Digital images and videos are ubiquitous and have become indisputably the main carrier of information over the last few decades. At the Computational Imaging Lab we are interested in a wide range of signal and image processing problems both in scientific imaging and computational photography. The underlying common theme of our research is how to make efficient inference about the world through imaging by developing and employing novel techniques from probabilistic modeling and machine learning.
Digital image restoration as a key area of signal and image processing aims at computationally enhancing the quality of images by undoing the adverse effects of image degradation such as noise and blur and plays an ever important role in both scientific imaging and everyday photography. Using probabilistic generative models of the imaging process, our research aims to recover the most likely original image given a low-quality image, or image sequence. In the following we give a number of illustrative examples to highlight some of our work.

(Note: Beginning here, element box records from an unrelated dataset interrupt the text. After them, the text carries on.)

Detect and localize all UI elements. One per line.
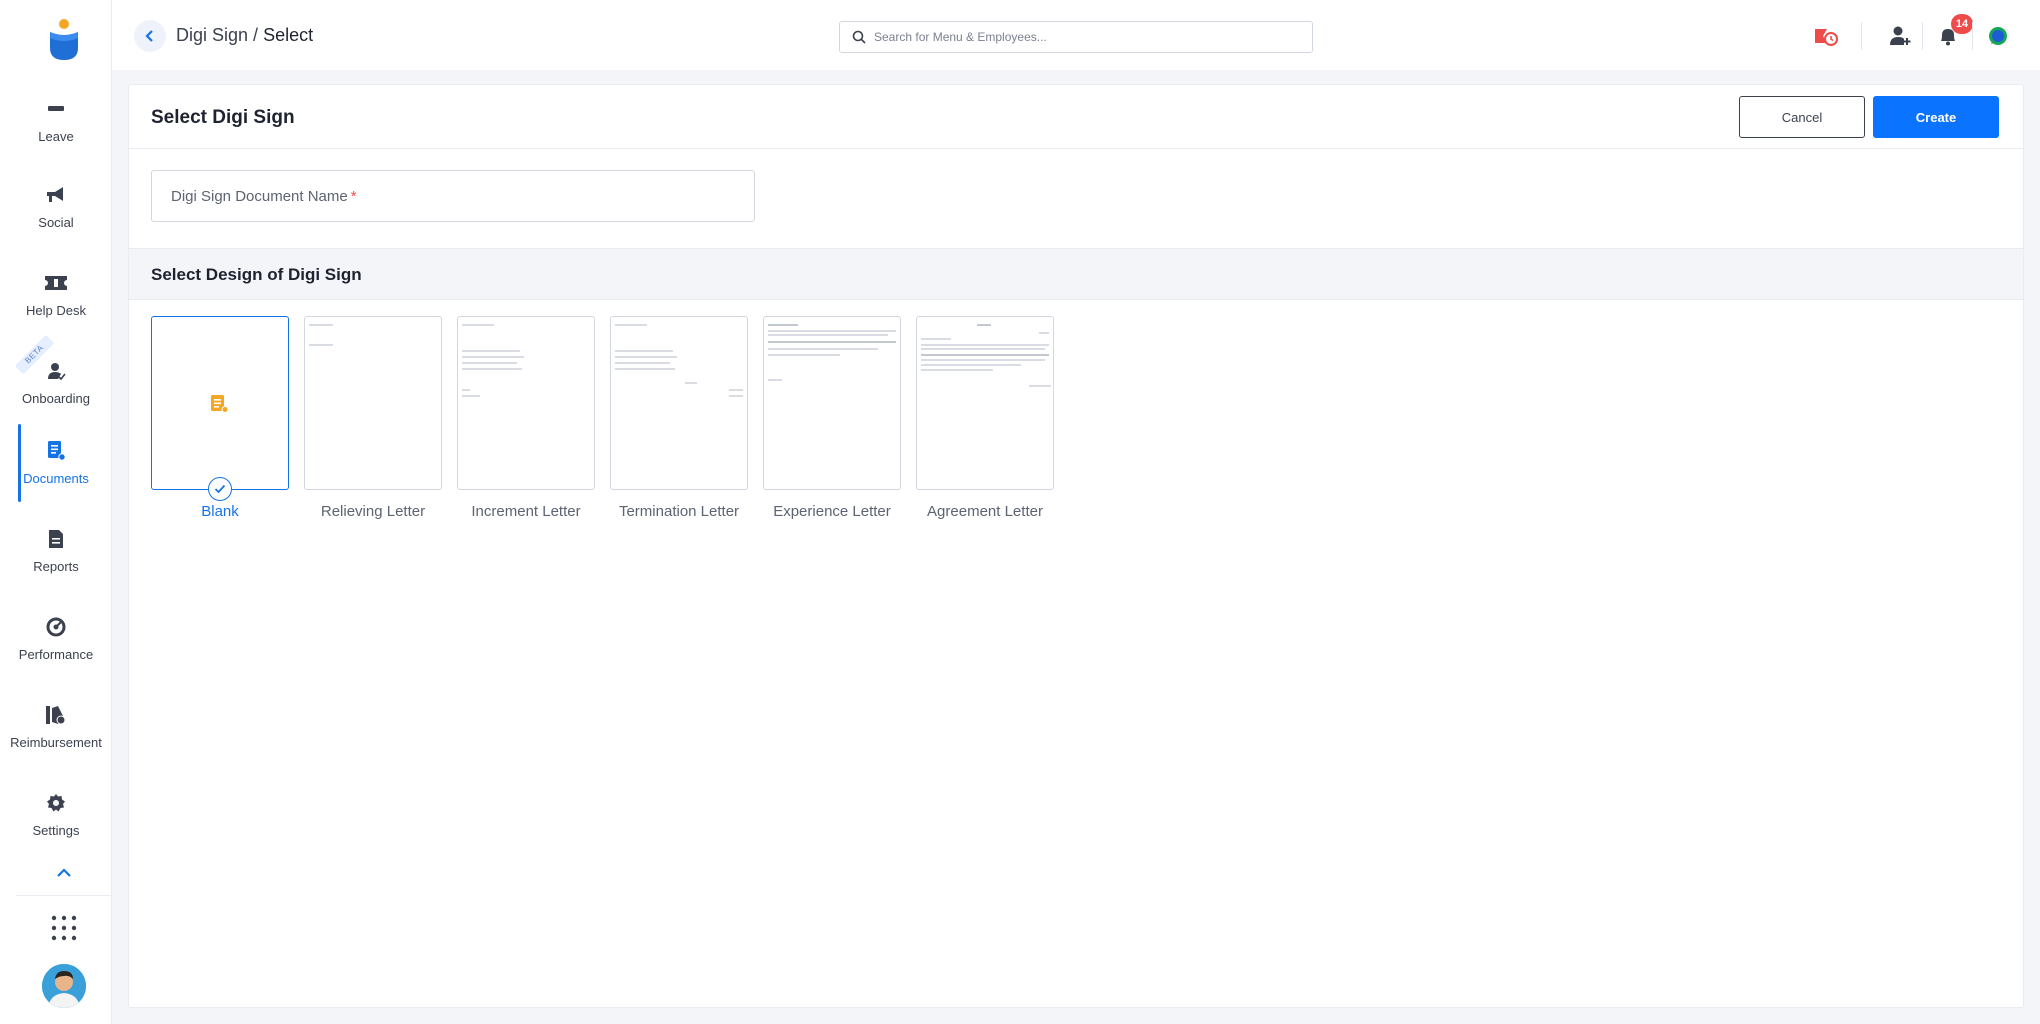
sidebar-item-help-desk[interactable]: Help Desk xyxy=(0,254,112,334)
sidebar-item-label: Documents xyxy=(23,470,89,486)
topbar-divider xyxy=(1861,22,1862,50)
notification-badge: 14 xyxy=(1951,14,1973,34)
document-name-field[interactable]: Digi Sign Document Name * xyxy=(151,170,755,222)
required-mark: * xyxy=(350,187,357,205)
apps-grid-icon[interactable] xyxy=(50,914,78,942)
design-option-relieving-letter[interactable]: Relieving Letter xyxy=(304,316,442,526)
sidebar-item-label: Performance xyxy=(18,646,94,662)
design-thumbnail xyxy=(304,316,442,490)
blank-document-icon xyxy=(211,395,229,413)
topbar-divider xyxy=(1922,22,1923,50)
page-title: Select Digi Sign xyxy=(151,107,295,128)
sidebar-item-onboarding[interactable]: BETA Onboarding xyxy=(0,334,112,422)
attendance-clock-icon[interactable] xyxy=(1812,22,1840,50)
sidebar-item-performance[interactable]: Performance xyxy=(0,598,112,678)
sidebar-item-label: Leave xyxy=(38,128,74,144)
design-label: Termination Letter xyxy=(618,503,740,520)
sidebar-item-leave[interactable]: Leave xyxy=(0,80,112,160)
sidebar-item-reimbursement[interactable]: Reimbursement xyxy=(0,686,112,766)
megaphone-icon xyxy=(44,183,68,207)
selected-check-icon xyxy=(208,477,232,501)
design-label: Agreement Letter xyxy=(927,503,1043,520)
document-name-placeholder: Digi Sign Document Name xyxy=(171,187,348,205)
breadcrumb-separator: / xyxy=(248,25,264,45)
chevron-up-icon[interactable] xyxy=(54,866,74,880)
sidebar-item-label: Settings xyxy=(32,822,80,838)
top-bar: Digi Sign / Select 14 xyxy=(112,0,2040,70)
design-option-blank[interactable]: Blank xyxy=(151,316,289,526)
app-logo[interactable] xyxy=(46,18,82,62)
design-option-experience-letter[interactable]: Experience Letter xyxy=(763,316,901,526)
chevron-left-icon xyxy=(145,30,153,42)
create-button[interactable]: Create xyxy=(1873,96,1999,138)
design-option-increment-letter[interactable]: Increment Letter xyxy=(457,316,595,526)
ticket-icon xyxy=(44,271,68,295)
search-box[interactable] xyxy=(839,21,1313,53)
card-header: Select Digi Sign Cancel Create xyxy=(129,85,2023,149)
performance-icon xyxy=(44,615,68,639)
reimbursement-icon xyxy=(44,703,68,727)
document-icon xyxy=(44,439,68,463)
design-label: Increment Letter xyxy=(471,503,581,520)
chat-bubble-icon[interactable] xyxy=(1984,22,2012,50)
breadcrumb-parent[interactable]: Digi Sign xyxy=(176,25,248,45)
sidebar-divider xyxy=(16,895,112,896)
topbar-divider xyxy=(1972,22,1973,50)
avatar[interactable] xyxy=(42,964,86,1008)
sidebar-item-label: Reports xyxy=(33,558,79,574)
design-option-termination-letter[interactable]: Termination Letter xyxy=(610,316,748,526)
cancel-button[interactable]: Cancel xyxy=(1739,96,1865,138)
design-label: Blank xyxy=(201,503,239,520)
report-icon xyxy=(44,527,68,551)
design-thumbnail xyxy=(916,316,1054,490)
sidebar-item-label: Onboarding xyxy=(22,390,90,406)
sidebar-item-documents[interactable]: Documents xyxy=(0,422,112,502)
sidebar-item-settings[interactable]: Settings xyxy=(0,774,112,854)
search-icon xyxy=(852,30,866,44)
design-label: Relieving Letter xyxy=(320,503,426,520)
sidebar-item-label: Social xyxy=(38,214,74,230)
sidebar-item-reports[interactable]: Reports xyxy=(0,510,112,590)
breadcrumb: Digi Sign / Select xyxy=(176,25,313,46)
search-input[interactable] xyxy=(874,30,1312,44)
breadcrumb-current: Select xyxy=(263,25,314,45)
add-user-icon[interactable] xyxy=(1886,22,1914,50)
design-thumbnail xyxy=(610,316,748,490)
gear-icon xyxy=(44,791,68,815)
sidebar-item-label: Help Desk xyxy=(26,302,86,318)
leave-icon xyxy=(44,97,68,121)
main-card: Select Digi Sign Cancel Create Digi Sign… xyxy=(128,84,2024,1008)
design-thumbnail xyxy=(457,316,595,490)
user-check-icon xyxy=(44,359,68,383)
sidebar-item-social[interactable]: Social xyxy=(0,166,112,246)
back-button[interactable] xyxy=(134,20,166,52)
section-title: Select Design of Digi Sign xyxy=(151,265,362,284)
design-thumbnail xyxy=(151,316,289,490)
section-header: Select Design of Digi Sign xyxy=(129,248,2023,300)
design-option-agreement-letter[interactable]: Agreement Letter xyxy=(916,316,1054,526)
sidebar: Leave Social Help Desk BETA Onboarding D… xyxy=(0,0,112,1024)
sidebar-item-label: Reimbursement xyxy=(10,734,102,750)
design-thumbnail xyxy=(763,316,901,490)
design-label: Experience Letter xyxy=(773,503,891,520)
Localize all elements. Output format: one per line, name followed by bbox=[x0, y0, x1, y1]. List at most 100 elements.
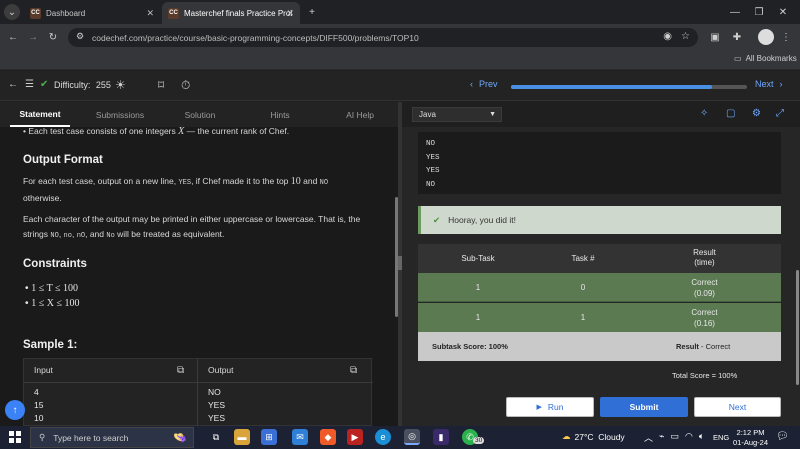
browser-tab-dashboard[interactable]: CC Dashboard ✕ bbox=[24, 2, 160, 24]
minimize-icon[interactable]: — bbox=[728, 4, 742, 20]
sample-table: Input ⧉ Output ⧉ 4 15 10 NO YES YES bbox=[23, 358, 373, 426]
chevron-left-icon: ‹ bbox=[470, 79, 473, 89]
intellij-icon[interactable]: ▮ bbox=[433, 429, 449, 445]
bookmark-icon[interactable]: ⌑ bbox=[158, 78, 164, 92]
volume-icon[interactable]: 🔈︎ bbox=[699, 431, 704, 444]
sample-output-row: YES bbox=[208, 413, 226, 423]
text: Each character of the output may be prin… bbox=[23, 214, 361, 224]
sample-input-row: 10 bbox=[34, 413, 44, 423]
divider bbox=[197, 359, 198, 426]
fullscreen-icon[interactable]: ⤢ bbox=[776, 108, 784, 119]
reload-icon[interactable]: ↻ bbox=[46, 29, 60, 45]
run-button[interactable]: ▶ Run bbox=[506, 397, 594, 417]
editor-toolbar: Java ▼ ✧ ▢ ⚙ ⤢ bbox=[402, 102, 800, 127]
result-time: (0.16) bbox=[694, 319, 715, 328]
sample-heading: Sample 1: bbox=[23, 339, 78, 351]
clock[interactable]: 2:12 PM 01-Aug-24 bbox=[733, 428, 768, 448]
text: will be treated as equivalent. bbox=[114, 229, 225, 239]
problem-list-icon[interactable]: ☰ bbox=[25, 79, 34, 90]
result-status: Correct bbox=[691, 308, 718, 317]
header-task: Task # bbox=[571, 254, 595, 263]
tab-submissions[interactable]: Submissions bbox=[85, 102, 155, 127]
output-format-heading: Output Format bbox=[23, 154, 103, 166]
task-view-icon[interactable]: ⧉ bbox=[208, 429, 224, 445]
browser-tab-problem[interactable]: CC Masterchef finals Practice Probl ✕ bbox=[162, 2, 300, 24]
results-row: 1 0 Correct (0.09) bbox=[418, 273, 781, 302]
network-icon[interactable]: ⌁ bbox=[659, 431, 664, 444]
next-problem-button[interactable]: Next › bbox=[755, 79, 783, 89]
battery-icon[interactable]: ▭ bbox=[670, 431, 679, 444]
forward-icon[interactable]: → bbox=[26, 29, 40, 45]
back-icon[interactable]: ← bbox=[6, 29, 20, 45]
microsoft-store-icon[interactable]: ⊞ bbox=[261, 429, 277, 445]
edge-browser-icon[interactable]: e bbox=[375, 429, 391, 445]
system-tray: ︿ ⌁ ▭ ◠ 🔈︎ bbox=[644, 431, 704, 444]
problem-tabs: Statement Submissions Solution Hints AI … bbox=[0, 102, 400, 127]
eye-off-icon[interactable]: ◉ bbox=[663, 31, 672, 42]
all-bookmarks-button[interactable]: ▭ All Bookmarks bbox=[734, 54, 797, 63]
language-select[interactable]: Java ▼ bbox=[412, 107, 502, 122]
close-tab-icon[interactable]: ✕ bbox=[286, 8, 294, 19]
copy-input-icon[interactable]: ⧉ bbox=[177, 365, 184, 376]
mail-icon[interactable]: ✉ bbox=[292, 429, 308, 445]
tab-ai-help[interactable]: AI Help bbox=[330, 102, 390, 127]
notifications-icon[interactable]: 💬︎ bbox=[776, 431, 789, 442]
extensions-puzzle-icon[interactable]: ✚ bbox=[730, 29, 744, 45]
scroll-to-top-button[interactable]: ↑ bbox=[5, 400, 25, 420]
sample-output-rows: NO YES YES bbox=[208, 386, 225, 425]
input-format-bullet: • Each test case consists of one integer… bbox=[23, 127, 290, 137]
new-tab-icon[interactable]: + bbox=[304, 4, 320, 20]
weather-text: 27°C Cloudy bbox=[574, 431, 625, 442]
site-info-icon[interactable]: ⚙ bbox=[76, 31, 84, 42]
weather-widget[interactable]: ☁ 27°C Cloudy bbox=[562, 431, 625, 442]
output-line: NO bbox=[426, 180, 436, 189]
settings-gear-icon[interactable]: ⚙ bbox=[752, 108, 761, 119]
editor-scrollbar[interactable] bbox=[796, 270, 799, 385]
profile-avatar[interactable] bbox=[758, 29, 774, 45]
constraint-item: • 1 ≤ T ≤ 100 bbox=[25, 283, 79, 294]
constraints-heading: Constraints bbox=[23, 258, 87, 270]
taskbar-search[interactable]: ⚲ Type here to search 👒 bbox=[30, 427, 194, 448]
chat-icon[interactable]: ▢ bbox=[726, 108, 735, 119]
chrome-icon[interactable]: ◎ bbox=[404, 429, 420, 445]
result-summary: Result - Correct bbox=[676, 342, 730, 351]
close-tab-icon[interactable]: ✕ bbox=[146, 8, 154, 19]
whatsapp-badge: 30 bbox=[473, 437, 485, 444]
tab-statement[interactable]: Statement bbox=[10, 102, 70, 127]
video-app-icon[interactable]: ▶ bbox=[347, 429, 363, 445]
next-button[interactable]: Next bbox=[694, 397, 781, 417]
header-subtask: Sub-Task bbox=[461, 254, 495, 263]
back-arrow-icon[interactable]: ← bbox=[8, 79, 18, 90]
tab-hints[interactable]: Hints bbox=[250, 102, 310, 127]
tab-title: Masterchef finals Practice Probl bbox=[184, 8, 292, 18]
language-indicator[interactable]: ENG bbox=[713, 433, 729, 442]
timer-icon[interactable]: ⏱ bbox=[181, 78, 190, 93]
search-icon: ⚲ bbox=[39, 432, 46, 442]
task-cell: 1 bbox=[580, 313, 586, 322]
submit-button[interactable]: Submit bbox=[600, 397, 688, 417]
close-window-icon[interactable]: ✕ bbox=[776, 4, 790, 20]
address-bar[interactable]: ⚙ codechef.com/practice/course/basic-pro… bbox=[68, 28, 698, 47]
wifi-icon[interactable]: ◠ bbox=[685, 431, 693, 444]
restore-icon[interactable]: ❐ bbox=[752, 4, 766, 20]
windows-start-icon[interactable] bbox=[9, 431, 21, 443]
search-placeholder: Type here to search bbox=[53, 432, 129, 443]
tab-solution[interactable]: Solution bbox=[170, 102, 230, 127]
brave-browser-icon[interactable]: ◆ bbox=[320, 429, 336, 445]
tab-search-icon[interactable]: ⌄ bbox=[4, 4, 20, 20]
bookmark-star-icon[interactable]: ☆ bbox=[681, 31, 690, 42]
magic-wand-icon[interactable]: ✧ bbox=[700, 108, 708, 119]
prev-button[interactable]: ‹ Prev bbox=[470, 79, 498, 89]
dropdown-caret-icon: ▼ bbox=[489, 111, 496, 118]
output-format-paragraph-2: Each character of the output may be prin… bbox=[23, 214, 361, 240]
extension-icon[interactable]: ▣ bbox=[708, 29, 722, 45]
sample-input-row: 4 bbox=[34, 387, 39, 397]
subtask-cell: 1 bbox=[475, 283, 481, 292]
difficulty: Difficulty: 255 bbox=[54, 80, 111, 90]
file-explorer-icon[interactable]: ▬ bbox=[234, 429, 250, 445]
browser-menu-icon[interactable]: ⋮ bbox=[780, 29, 792, 45]
sample-input-rows: 4 15 10 bbox=[34, 386, 43, 425]
show-hidden-icons-chevron-icon[interactable]: ︿ bbox=[644, 431, 653, 444]
theme-sun-icon[interactable]: ☀ bbox=[115, 78, 126, 92]
copy-output-icon[interactable]: ⧉ bbox=[350, 365, 357, 376]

Spatially varying blurs: our work on blind deconvolution of astronomical image sequences [ ] can recover sharp images through atmospheric turbulence, but is limited to relatively small patches of the sky, since the image defect is modeled as a space-invariant blur. Images that cover larger areas require a convolutional model allowing for space-variant blur. In [ ] we proposed such a model based on an overlap-add, called Efficient Filter Flow (EFF). Deconvolution based on EFF successfully recovers a sharp image from an image sequences distorted by air turbulence.
Fig. Example frames from an image sequence degraded by air turbulence and reconstructed image on the right.
Removing camera shake: photographs taken with long exposure times are affected by camera shake creating smoothly varying blur. Real hand-held camera movement involves both translation and rotation, which can be modeled with our EFF framework for space-variant blur [ ]. We were also able to recover a sharp image from a single distorted image, using sparsity-inducing image priors and an alternating update algorithm. The algorithm can be made more robust by restricting the EFF to blurs consistent with physical camera shake [ ]. This leads to higher image quality and computational advantages. To foster and simplify comparisons between different algorithms removing camera shake, we created a public benchmark dataset and an initial comparison of current methods [ ].
Correcting lens aberration: even good lenses exhibit optical aberration off the center when used with wide apertures. Similar to camera shake, this creates a certain type of blur that can be modeled with our EFF framework; but optical aberrations affects each color channel differently (chromatic aberration). We measured these effects with a robotic setup and corrected them using a non-blind deconvolution based on the EFF framework [ ]. We were also able to implement a blind method rectifying optical aberrations in single images [ ]. The key was to constrain the EFF framework to rotationally symmetric blurs varying smoothly from the image center to the edges. We elaborated on this idea by employing powerful non-parametric kernel regression techniques that enabled faithful optical aberration estimation and correction[ ], which might lead to new approaches in lens design.
Dark frame denoising: in astronomical imaging, dim celestial objects require very long exposure times, which causes high sensor noise. It is common to subtract a dark frame from the image - an image taken with covered lens, containing only sensor noise. The difficulty with this is that the sensor noise is stochastic, and image information is not taken into account. We studied the distribution of sensor noise generated by a specific camera sensor and proposed a parameterized model [ ]. Combined with a simple image model for astronomical images, this gives superior denoising.
Multi-scale denoising: most denoising methods process small image patches, limiting themselves to recovering high-frequencies. This is valid in low noise situations, but not for large amounts of noise which also affect low frequencies. Most existing denoising methods can be improved for this high noise setting by applying them in a multi-scale fashion [ ].
Image restoration as a learning problem: denoising can be also seen as a non-trivial mapping from noisy to clean images. In [ ] we showed how a multi-layer perceptron (MLP) can be trained to learn such a mapping, leading to the new state-of-the-art denoising method [ ]. Such a discriminative approach turned out to be effective also for other image processing tasks such as inpainting [ ], non-blind deconvolution [ ], as well as blind image deconvolution [ ].